Pearmut: Human Evaluation of Translation Made Trivial
Human evaluation is the gold standard for multilingual NLP, but is often skipped in practice and substituted with automatic metrics, because it is notoriously complex and slow to set up with existing tools with substantial engineering and operational overhead. We introduce Pearmut, a lightweight yet feature-rich platform that makes end-to-end human evaluation as easy to run as automatic evaluation. Pearmut removes common entry barriers and provides support for evaluating multilingual tasks, with a particular focus on machine translation.
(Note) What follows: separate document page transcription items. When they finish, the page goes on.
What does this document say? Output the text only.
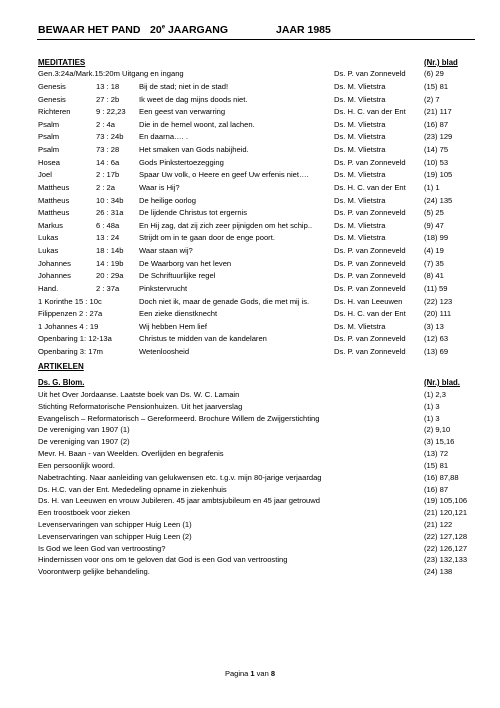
BEWAAR HET PAND 20e JAARGANG	JAAR 1985
MEDITATIES	(Nr.) blad
Gen.3:24a/Mark.15:20m Uitgang en ingang	Ds. P. van Zonneveld (6) 29
Genesis	13 : 18	Bij de stad; niet in de stad!	Ds. M. Vlietstra	(15) 81
Genesis	27 : 2b	Ik weet de dag mijns doods niet.	Ds. M. Vlietstra	(2) 7
Richteren	9 : 22,23 Een geest van verwarring	Ds. H. C. van der Ent (21) 117
Psalm	2 : 4a	Die in de hemel woont, zal lachen.	Ds. M. Vlietstra	(16) 87
Psalm	73 : 24b En daarna…. .	Ds. M. Vlietstra	(23) 129
Psalm	73 : 28	Het smaken van Gods nabijheid.	Ds. M. Vlietstra	(14) 75
Hosea	14 : 6a	Gods Pinkstertoezegging	Ds. P. van Zonneveld (10) 53
Joel	2 : 17b	Spaar Uw volk, o Heere en geef Uw erfenis niet….	Ds. M. Vlietstra	(19) 105
Mattheus	2 : 2a	Waar is Hij?	Ds. H. C. van der Ent (1) 1
Mattheus	10 : 34b De heilige oorlog	Ds. M. Vlietstra	(24) 135
Mattheus	26 : 31a De lijdende Christus tot ergernis	Ds. P. van Zonneveld (5) 25
Markus	6 : 48a	En Hij zag, dat zij zich zeer pijnigden om het schip..	Ds. M. Vlietstra	(9) 47
Lukas	13 : 24	Strijdt om in te gaan door de enge poort.	Ds. M. Vlietstra	(18) 99
Lukas	18 : 14b Waar staan wij?	Ds. P. van Zonneveld (4) 19
Johannes	14 : 19b De Waarborg van het leven	Ds. P. van Zonneveld (7) 35
Johannes	20 : 29a De Schriftuurlijke regel	Ds. P. van Zonneveld (8) 41
Hand.	2 : 37a	Pinkstervrucht	Ds. P. van Zonneveld (11) 59
1 Korinthe 15 : 10c	Doch niet ik, maar de genade Gods, die met mij is.	Ds. H. van Leeuwen	(22) 123
Filippenzen 2 : 27a	Een zieke dienstknecht	Ds. H. C. van der Ent (20) 111
1 Johannes 4 : 19	Wij hebben Hem lief	Ds. M. Vlietstra	(3) 13
Openbaring 1: 12-13a	Christus te midden van de kandelaren	Ds. P. van Zonneveld (12) 63
Openbaring 3: 17m	Wetenloosheid	Ds. P. van Zonneveld (13) 69
ARTIKELEN
Ds. G. Blom.	(Nr.) blad.
Uit het Over Jordaanse. Laatste boek van Ds. W. C. Lamain	(1) 2,3
Stichting Reformatorische Pensionhuizen. Uit het jaarverslag	(1) 3
Evangelisch – Reformatorisch – Gereformeerd. Brochure Willem de Zwijgerstichting	(1) 3
De vereniging van 1907 (1)	(2) 9,10
De vereniging van 1907 (2)	(3) 15,16
Mevr. H. Baan - van Weelden. Overlijden en begrafenis	(13) 72
Een persoonlijk woord.	(15) 81
Nabetrachting. Naar aanleiding van gelukwensen etc. t.g.v. mijn 80-jarige verjaardag	(16) 87,88
Ds. H.C. van der Ent. Mededeling opname in ziekenhuis	(16) 87
Ds. H. van Leeuwen en vrouw Jubileren. 45 jaar ambtsjubileum en 45 jaar getrouwd	(19) 105,106
Een troostboek voor zieken	(21) 120,121
Levenservaringen van schipper Huig Leen (1)	(21) 122
Levenservaringen van schipper Huig Leen (2)	(22) 127,128
Is God we leen God van vertroosting?	(22) 126,127
Hindernissen voor ons om te geloven dat God is een God van vertroosting	(23) 132,133
Voorontwerp gelijke behandeling.	(24) 138
Pagina 1 van 8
The platform implements standard evaluation protocols, including DA, ESA, or MQM, but is also extensible to allow prototyping new protocols. It features document-level context, absolute and contrastive evaluation, attention checks, ESAAI pre-annotations and both static and active learning-based assignment strategies. Pearmut enables reliable human evaluation to become a practical, routine component of model development and diagnosis rather than an occasional effort.